UK National Portrait Gallery in legal fight with Wikipedia

The gallery, situated near Trafalgar Square in London, said the online user-generated encyclopaedia had uploaded more than 3,000 copyright protected images from the gallery's own website

The National Portrait Gallery has set off a legal fight against Wikipedia.

The gallery, situated near Trafalgar Square in London, said the online user-generated encyclopaedia had uploaded more than 3,000 copyright protected images from the gallery's own website.

High resolution images were taken "without permission", potentially hurting an important source of revenue, the gallery alleged.

"In March 2009 over 3,000 high-resolution files were appropriated from the National Portrait Gallery website and published on Wikipedia without permission," a spokesperson at the gallery told the Evening Standard newspaper.

"The gallery is very concerned that potential loss of licensing income from the high-resolution files threatens its ability to reinvest in its digitisation programme and so make further images available. ... Digitisation involves huge costs including research, cataloguing, conservation and highly-skilled photography."

National Portrait Gallery said it had attempted to contact Wikipedia, asking it to discuss the issue. "To date, Wikipedia has not responded to our requests to discuss the issue and so the National Portrait Gallery has been obliged to issue a lawyer's letter," the spokesperson told the newspaper.

But the gallery said it has had difficulty tracking down anyone who can address the issue at Wikipedia.

It could be a complicated battle in legal terms, the Evening Standard reported.
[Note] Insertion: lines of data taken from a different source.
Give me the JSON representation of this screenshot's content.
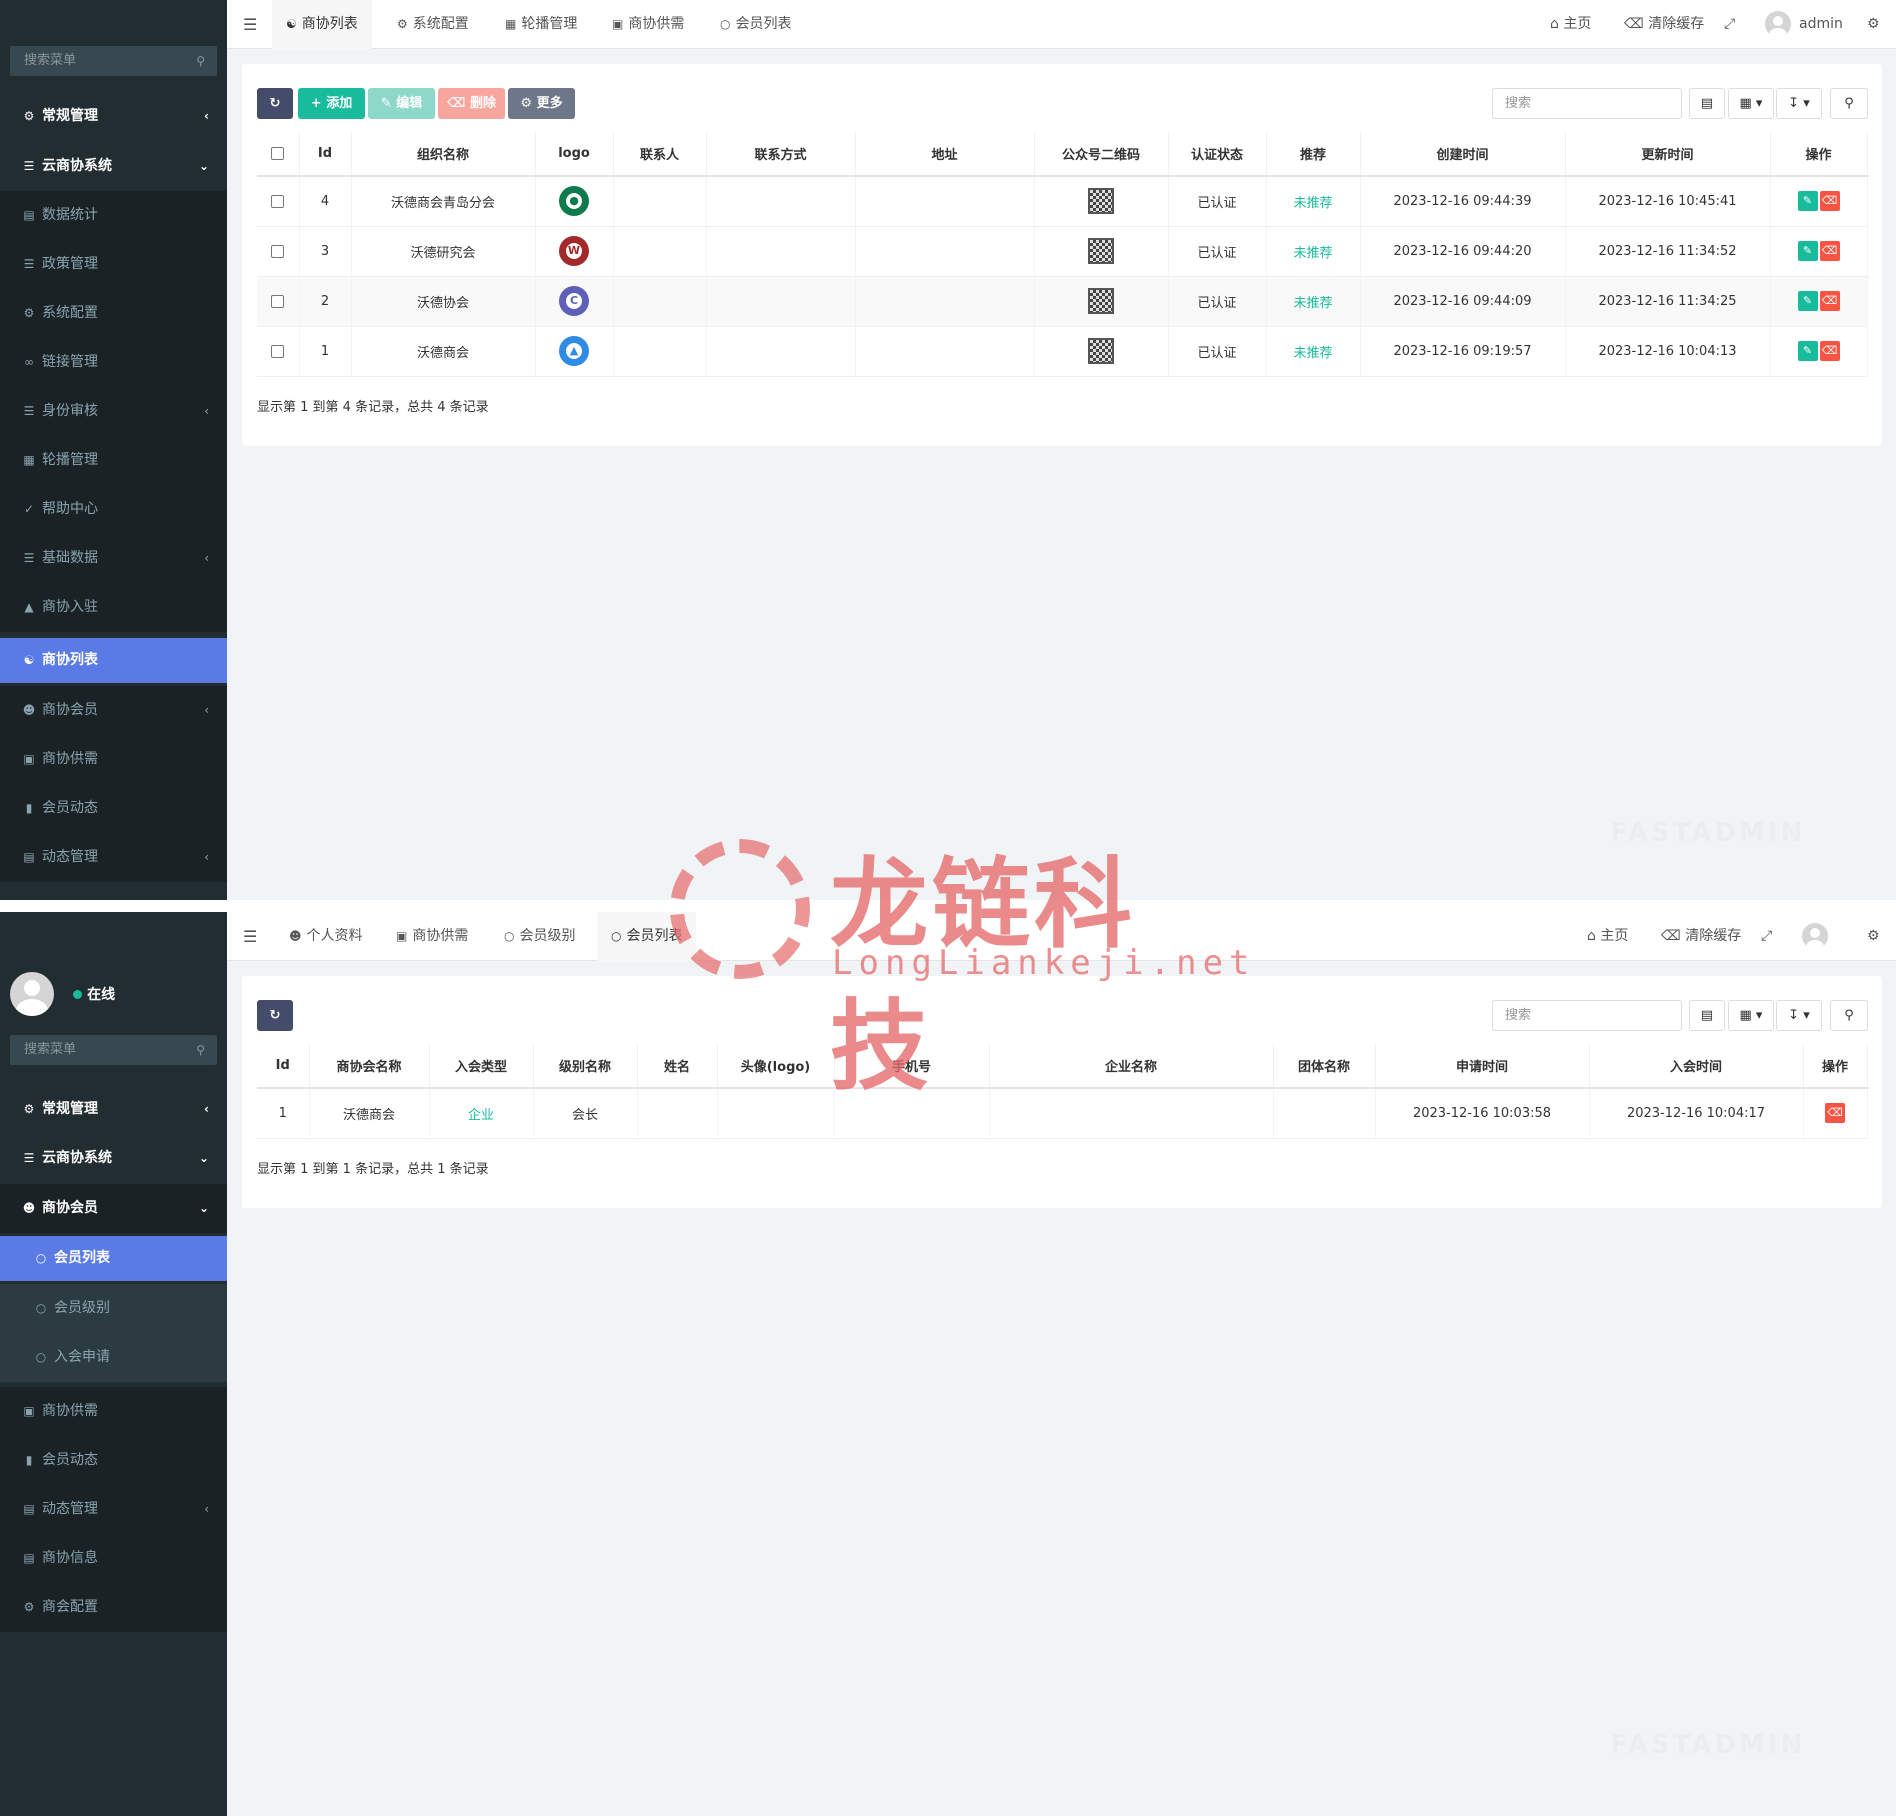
{
  "p1": {
    "sidebar": {
      "search_placeholder": "搜索菜单",
      "items": [
        {
          "label": "常规管理"
        },
        {
          "label": "云商协系统"
        },
        {
          "label": "数据统计"
        },
        {
          "label": "政策管理"
        },
        {
          "label": "系统配置"
        },
        {
          "label": "链接管理"
        },
        {
          "label": "身份审核"
        },
        {
          "label": "轮播管理"
        },
        {
          "label": "帮助中心"
        },
        {
          "label": "基础数据"
        },
        {
          "label": "商协入驻"
        },
        {
          "label": "商协列表"
        },
        {
          "label": "商协会员"
        },
        {
          "label": "商协供需"
        },
        {
          "label": "会员动态"
        },
        {
          "label": "动态管理"
        }
      ]
    },
    "tabs": [
      {
        "label": "商协列表"
      },
      {
        "label": "系统配置"
      },
      {
        "label": "轮播管理"
      },
      {
        "label": "商协供需"
      },
      {
        "label": "会员列表"
      }
    ],
    "topright": {
      "home": "主页",
      "clear_cache": "清除缓存",
      "user": "admin"
    },
    "toolbar": {
      "add": "添加",
      "edit": "编辑",
      "delete": "删除",
      "more": "更多",
      "search_placeholder": "搜索"
    },
    "table": {
      "headers": [
        "Id",
        "组织名称",
        "logo",
        "联系人",
        "联系方式",
        "地址",
        "公众号二维码",
        "认证状态",
        "推荐",
        "创建时间",
        "更新时间",
        "操作"
      ],
      "rows": [
        {
          "id": "4",
          "name": "沃德商会青岛分会",
          "status": "已认证",
          "recommend": "未推荐",
          "created": "2023-12-16 09:44:39",
          "updated": "2023-12-16 10:45:41"
        },
        {
          "id": "3",
          "name": "沃德研究会",
          "status": "已认证",
          "recommend": "未推荐",
          "created": "2023-12-16 09:44:20",
          "updated": "2023-12-16 11:34:52"
        },
        {
          "id": "2",
          "name": "沃德协会",
          "status": "已认证",
          "recommend": "未推荐",
          "created": "2023-12-16 09:44:09",
          "updated": "2023-12-16 11:34:25"
        },
        {
          "id": "1",
          "name": "沃德商会",
          "status": "已认证",
          "recommend": "未推荐",
          "created": "2023-12-16 09:19:57",
          "updated": "2023-12-16 10:04:13"
        }
      ]
    },
    "pagination": "显示第 1 到第 4 条记录，总共 4 条记录"
  },
  "p2": {
    "user": {
      "status": "在线"
    },
    "sidebar": {
      "search_placeholder": "搜索菜单",
      "items": [
        {
          "label": "常规管理"
        },
        {
          "label": "云商协系统"
        },
        {
          "label": "商协会员"
        },
        {
          "label": "会员列表"
        },
        {
          "label": "会员级别"
        },
        {
          "label": "入会申请"
        },
        {
          "label": "商协供需"
        },
        {
          "label": "会员动态"
        },
        {
          "label": "动态管理"
        },
        {
          "label": "商协信息"
        },
        {
          "label": "商会配置"
        }
      ]
    },
    "tabs": [
      {
        "label": "个人资料"
      },
      {
        "label": "商协供需"
      },
      {
        "label": "会员级别"
      },
      {
        "label": "会员列表"
      }
    ],
    "topright": {
      "home": "主页",
      "clear_cache": "清除缓存"
    },
    "toolbar": {
      "search_placeholder": "搜索"
    },
    "table": {
      "headers": [
        "Id",
        "商协会名称",
        "入会类型",
        "级别名称",
        "姓名",
        "头像(logo)",
        "手机号",
        "企业名称",
        "团体名称",
        "申请时间",
        "入会时间",
        "操作"
      ],
      "rows": [
        {
          "id": "1",
          "assoc": "沃德商会",
          "type": "企业",
          "level": "会长",
          "applied": "2023-12-16 10:03:58",
          "joined": "2023-12-16 10:04:17"
        }
      ]
    },
    "pagination": "显示第 1 到第 1 条记录，总共 1 条记录"
  },
  "watermark": {
    "title": "龙链科技",
    "url": "LongLiankeji.net"
  },
  "brand_watermark": "FASTADMIN",
  "colors": {
    "sidebar": "#222d32",
    "active": "#5a7ae6",
    "green": "#18bc9c",
    "red": "#f75444",
    "dark_btn": "#444c69"
  }
}
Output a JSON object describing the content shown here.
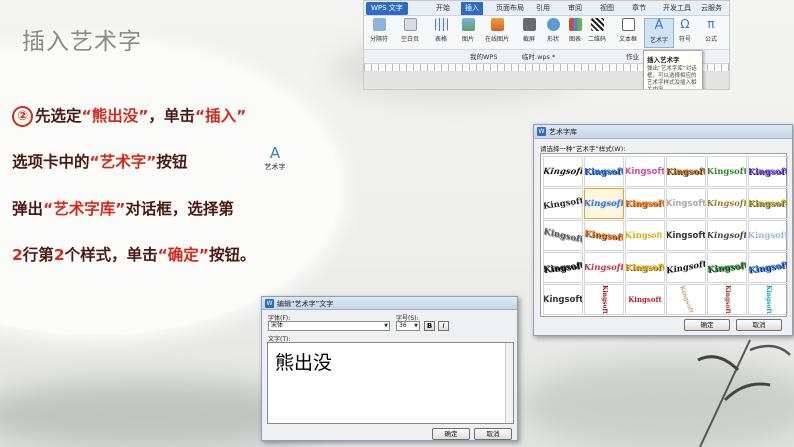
{
  "slide": {
    "title": "插入艺术字",
    "step_number": "②",
    "lines": [
      {
        "parts": [
          "先选定",
          "“熊出没”",
          "，单击",
          "“插入”"
        ]
      },
      {
        "parts": [
          "选项卡中的",
          "“艺术字”",
          "按钮"
        ]
      },
      {
        "parts": [
          "弹出",
          "“艺术字库”",
          "对话框，选择第"
        ]
      },
      {
        "parts": [
          "2",
          "行第",
          "2",
          "个样式，单击",
          "“确定”",
          "按钮。"
        ]
      }
    ],
    "art_icon": {
      "glyph": "A",
      "caption": "艺术字"
    }
  },
  "wps": {
    "app_button": "WPS 文字",
    "tabs": [
      "开始",
      "插入",
      "页面布局",
      "引用",
      "审阅",
      "视图",
      "章节",
      "开发工具",
      "云服务"
    ],
    "active_tab": "插入",
    "toolbar": [
      "分隔符",
      "空白页",
      "表格",
      "图片",
      "在线图片",
      "截屏",
      "形状",
      "图表",
      "二维码",
      "文本框",
      "艺术字",
      "符号",
      "公式"
    ],
    "doc_tabs": [
      "我的WPS",
      "临时.wps *",
      "作业"
    ],
    "tooltip": {
      "title": "插入艺术字",
      "body": "弹出“艺术字库”对话框，可以选择相应的艺术字样式及插入相关内容。"
    }
  },
  "gallery": {
    "title": "艺术字库",
    "prompt": "请选择一种“艺术字”样式(W):",
    "sample": "Kingsoft",
    "ok_label": "确定",
    "cancel_label": "取消",
    "selected": {
      "row": 2,
      "col": 2
    }
  },
  "editor": {
    "title": "编辑“艺术字”文字",
    "font_label": "字体(F):",
    "font_value": "宋体",
    "size_label": "字号(S):",
    "size_value": "36",
    "bold_label": "B",
    "italic_label": "I",
    "text_label": "文字(T):",
    "text_value": "熊出没",
    "ok_label": "确定",
    "cancel_label": "取消"
  },
  "colors": {
    "accent_red": "#d42a1c",
    "text_dark": "#4a1a12",
    "wps_blue": "#2f6cc0"
  }
}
In British law photographs are covered by copyright, but in the US a photograph of an image in the public domain is not.

One user, who on US website Tech Radar called himself Derrick Coetzee, said he had contributed to the images being uploaded. But he denied he was employed by Wikipedia, saying he was a "volunteer contributor". Wikipedia has not yet commented on the issue.

The gallery has so far digitised 60,000 of its paintings under a £1 million scheme.